Ella Lukatskaya’s mother Shendel Smertenko

Ella Lukatskaya’s mother Shendel Smertenko

My mother Shendel (Sophia) Smertenko. Photo made in 1920s in Kiev.  

They decided to send my mother and two other children to an orphanage to save them from starvation. 

This house gave shelter to little boys and girls. They were living separately, and the synagogue acolytes' wives were taking care of them. The children received traditional Jewish education there, but my mother told me she didn't feel quite at home at this place. 

My mother went to school at the synagogue and studied three years there. My mother's mother tongue was Yiddish, but my mother knew Hebrew (she could read and write) and she had had an introductory course for Torah. In 1914 she had to terminate her studies, due to WWI. My mother's older brother was recruited to the front and again the family was left without any means of existence. Almost all children, including my mother (she was 10 years old) went to work. My mother went to the garment factory. This was the beginning of my mother's work experience and a turning point in her life.
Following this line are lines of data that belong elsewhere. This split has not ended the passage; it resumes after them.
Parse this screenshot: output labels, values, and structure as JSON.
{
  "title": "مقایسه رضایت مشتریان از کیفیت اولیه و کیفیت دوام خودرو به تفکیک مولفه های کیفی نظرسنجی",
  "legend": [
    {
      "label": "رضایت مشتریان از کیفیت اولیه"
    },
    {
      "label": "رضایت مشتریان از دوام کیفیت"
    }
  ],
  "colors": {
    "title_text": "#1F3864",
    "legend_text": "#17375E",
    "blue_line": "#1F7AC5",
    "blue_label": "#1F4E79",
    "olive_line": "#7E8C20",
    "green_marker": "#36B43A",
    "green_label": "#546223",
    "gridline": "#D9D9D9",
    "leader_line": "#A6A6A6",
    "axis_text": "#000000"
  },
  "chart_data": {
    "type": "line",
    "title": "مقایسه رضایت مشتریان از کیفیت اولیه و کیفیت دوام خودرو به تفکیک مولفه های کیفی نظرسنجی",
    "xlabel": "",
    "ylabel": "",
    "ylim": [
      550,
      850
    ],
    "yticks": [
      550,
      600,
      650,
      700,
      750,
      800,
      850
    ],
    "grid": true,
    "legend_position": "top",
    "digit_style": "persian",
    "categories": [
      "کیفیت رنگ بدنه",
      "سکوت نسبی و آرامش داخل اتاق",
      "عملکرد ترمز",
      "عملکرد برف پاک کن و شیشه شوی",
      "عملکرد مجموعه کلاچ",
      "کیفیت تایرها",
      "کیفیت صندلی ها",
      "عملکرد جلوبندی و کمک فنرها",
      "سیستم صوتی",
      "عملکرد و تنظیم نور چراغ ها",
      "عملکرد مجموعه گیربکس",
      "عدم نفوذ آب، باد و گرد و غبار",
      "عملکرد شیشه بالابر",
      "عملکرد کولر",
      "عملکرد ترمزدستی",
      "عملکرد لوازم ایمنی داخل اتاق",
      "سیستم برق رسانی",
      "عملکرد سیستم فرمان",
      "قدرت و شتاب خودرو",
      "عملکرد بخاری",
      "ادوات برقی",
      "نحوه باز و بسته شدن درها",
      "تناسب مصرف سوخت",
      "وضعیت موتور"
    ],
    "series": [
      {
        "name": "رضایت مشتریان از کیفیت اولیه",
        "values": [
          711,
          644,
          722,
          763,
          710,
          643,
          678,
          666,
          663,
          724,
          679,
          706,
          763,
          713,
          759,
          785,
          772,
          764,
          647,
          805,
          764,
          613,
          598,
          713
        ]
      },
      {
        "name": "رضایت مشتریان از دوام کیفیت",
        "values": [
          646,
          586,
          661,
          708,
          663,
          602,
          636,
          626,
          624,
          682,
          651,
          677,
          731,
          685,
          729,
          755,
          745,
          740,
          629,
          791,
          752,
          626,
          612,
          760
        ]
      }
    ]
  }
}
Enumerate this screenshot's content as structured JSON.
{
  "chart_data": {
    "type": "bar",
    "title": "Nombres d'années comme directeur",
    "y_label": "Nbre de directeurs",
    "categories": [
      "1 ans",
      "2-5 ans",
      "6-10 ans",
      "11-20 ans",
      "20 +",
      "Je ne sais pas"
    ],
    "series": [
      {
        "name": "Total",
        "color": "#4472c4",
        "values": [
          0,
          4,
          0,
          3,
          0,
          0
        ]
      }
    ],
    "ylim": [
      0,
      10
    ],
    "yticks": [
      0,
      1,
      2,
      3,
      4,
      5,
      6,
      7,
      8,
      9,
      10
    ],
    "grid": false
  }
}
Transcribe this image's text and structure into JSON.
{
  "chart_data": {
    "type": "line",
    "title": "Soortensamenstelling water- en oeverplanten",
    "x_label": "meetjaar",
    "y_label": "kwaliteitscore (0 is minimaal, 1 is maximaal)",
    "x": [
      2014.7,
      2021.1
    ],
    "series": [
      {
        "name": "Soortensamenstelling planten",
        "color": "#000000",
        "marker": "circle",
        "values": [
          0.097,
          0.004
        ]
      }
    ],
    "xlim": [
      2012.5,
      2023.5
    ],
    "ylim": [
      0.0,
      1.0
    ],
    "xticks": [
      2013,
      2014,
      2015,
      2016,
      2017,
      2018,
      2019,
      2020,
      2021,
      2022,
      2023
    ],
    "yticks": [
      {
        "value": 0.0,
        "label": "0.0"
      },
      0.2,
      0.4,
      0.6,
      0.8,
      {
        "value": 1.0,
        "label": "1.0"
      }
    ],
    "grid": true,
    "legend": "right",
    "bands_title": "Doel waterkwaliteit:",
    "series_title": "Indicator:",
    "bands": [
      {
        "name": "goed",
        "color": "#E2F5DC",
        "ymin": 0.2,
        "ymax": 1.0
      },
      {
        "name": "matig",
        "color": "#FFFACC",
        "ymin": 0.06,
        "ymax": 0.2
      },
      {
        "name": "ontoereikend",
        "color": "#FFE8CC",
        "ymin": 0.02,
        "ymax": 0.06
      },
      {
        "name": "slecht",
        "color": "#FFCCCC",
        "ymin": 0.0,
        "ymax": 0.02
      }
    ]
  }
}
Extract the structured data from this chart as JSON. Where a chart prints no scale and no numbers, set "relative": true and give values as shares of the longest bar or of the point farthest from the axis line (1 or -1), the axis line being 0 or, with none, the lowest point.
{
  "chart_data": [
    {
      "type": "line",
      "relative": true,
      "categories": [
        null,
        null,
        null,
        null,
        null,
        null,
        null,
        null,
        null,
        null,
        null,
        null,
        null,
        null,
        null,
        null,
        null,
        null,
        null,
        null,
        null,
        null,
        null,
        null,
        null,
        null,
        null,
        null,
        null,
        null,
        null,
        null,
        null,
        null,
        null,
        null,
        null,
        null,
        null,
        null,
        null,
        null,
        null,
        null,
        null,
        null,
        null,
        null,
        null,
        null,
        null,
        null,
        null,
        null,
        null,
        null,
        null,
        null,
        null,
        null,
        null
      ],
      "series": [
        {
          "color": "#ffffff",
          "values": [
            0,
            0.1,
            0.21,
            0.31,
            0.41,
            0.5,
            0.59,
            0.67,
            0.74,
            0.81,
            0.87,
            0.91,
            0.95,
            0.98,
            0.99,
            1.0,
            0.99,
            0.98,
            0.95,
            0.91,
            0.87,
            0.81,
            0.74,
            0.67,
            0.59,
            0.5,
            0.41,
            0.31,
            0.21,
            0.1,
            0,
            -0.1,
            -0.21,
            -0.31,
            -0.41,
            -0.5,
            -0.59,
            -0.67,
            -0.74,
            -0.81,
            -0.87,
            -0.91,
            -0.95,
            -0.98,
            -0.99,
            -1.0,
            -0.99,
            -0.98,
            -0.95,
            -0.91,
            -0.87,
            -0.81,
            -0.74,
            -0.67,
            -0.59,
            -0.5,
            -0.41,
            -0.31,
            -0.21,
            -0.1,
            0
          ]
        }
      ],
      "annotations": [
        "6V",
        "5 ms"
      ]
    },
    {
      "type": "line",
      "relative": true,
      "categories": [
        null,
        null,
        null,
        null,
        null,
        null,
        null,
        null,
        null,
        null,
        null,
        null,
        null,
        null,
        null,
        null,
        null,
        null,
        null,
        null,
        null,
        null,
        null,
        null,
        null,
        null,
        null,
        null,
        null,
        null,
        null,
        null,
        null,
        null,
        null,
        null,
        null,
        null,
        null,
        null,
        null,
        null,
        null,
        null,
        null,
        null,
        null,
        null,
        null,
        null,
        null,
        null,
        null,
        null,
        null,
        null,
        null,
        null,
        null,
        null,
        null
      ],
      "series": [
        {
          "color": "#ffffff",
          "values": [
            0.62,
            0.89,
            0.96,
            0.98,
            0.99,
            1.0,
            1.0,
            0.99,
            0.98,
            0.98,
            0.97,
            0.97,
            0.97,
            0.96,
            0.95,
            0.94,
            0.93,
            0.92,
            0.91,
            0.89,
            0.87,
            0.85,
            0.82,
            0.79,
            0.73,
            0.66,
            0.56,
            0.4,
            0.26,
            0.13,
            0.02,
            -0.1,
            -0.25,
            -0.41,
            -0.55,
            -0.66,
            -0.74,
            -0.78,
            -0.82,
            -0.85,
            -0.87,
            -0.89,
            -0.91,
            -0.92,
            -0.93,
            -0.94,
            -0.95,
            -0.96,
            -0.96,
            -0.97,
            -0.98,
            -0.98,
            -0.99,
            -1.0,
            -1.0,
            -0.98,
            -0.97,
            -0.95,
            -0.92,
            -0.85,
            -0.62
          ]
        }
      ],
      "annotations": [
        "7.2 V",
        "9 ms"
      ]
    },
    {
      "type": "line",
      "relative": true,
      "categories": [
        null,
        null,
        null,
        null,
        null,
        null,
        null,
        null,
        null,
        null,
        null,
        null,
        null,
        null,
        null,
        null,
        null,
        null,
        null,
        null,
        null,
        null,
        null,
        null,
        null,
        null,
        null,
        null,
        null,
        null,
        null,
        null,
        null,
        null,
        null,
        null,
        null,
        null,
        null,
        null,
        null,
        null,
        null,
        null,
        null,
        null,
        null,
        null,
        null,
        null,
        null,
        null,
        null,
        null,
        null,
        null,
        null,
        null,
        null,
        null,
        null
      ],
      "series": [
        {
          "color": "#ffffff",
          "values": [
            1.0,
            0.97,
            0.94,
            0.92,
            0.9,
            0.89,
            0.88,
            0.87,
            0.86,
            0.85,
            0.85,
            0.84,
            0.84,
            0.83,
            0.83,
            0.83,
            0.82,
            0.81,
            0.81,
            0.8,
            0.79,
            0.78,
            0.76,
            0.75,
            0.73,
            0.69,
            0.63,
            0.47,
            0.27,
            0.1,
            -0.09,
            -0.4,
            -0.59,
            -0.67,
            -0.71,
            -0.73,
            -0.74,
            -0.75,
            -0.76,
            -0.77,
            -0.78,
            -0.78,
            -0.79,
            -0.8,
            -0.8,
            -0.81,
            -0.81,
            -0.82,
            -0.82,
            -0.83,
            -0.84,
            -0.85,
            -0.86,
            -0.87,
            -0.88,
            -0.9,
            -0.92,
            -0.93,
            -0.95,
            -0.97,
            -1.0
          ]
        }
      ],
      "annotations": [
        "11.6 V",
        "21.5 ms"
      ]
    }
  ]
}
She changed her environment from Jewish to the working proletariat. In 3 years time she developed strong revolutionary and atheist ideas.

My mother believed that the revolution was liberation from poverty and fear for being Jewish. She strongly believed that there would never be any pogroms and that all people would be well off and happy. She was absorbed by the revolution. In the 20s she became one of the first Komsomol members in Kiev. She was a member of the Komsomol unit of Ratmanskiy. He was a famous revolutionary and a Jew. He was killed by a bandit later. My mother switched to Russian when she was 13-14 years old. When she was an apprentice at the factory she was trying to make speeches, and they were in Russian, of course. Since then she spoke Russian. She only spoke Yiddish with her mother Ita until January 1941 when my grandmother died.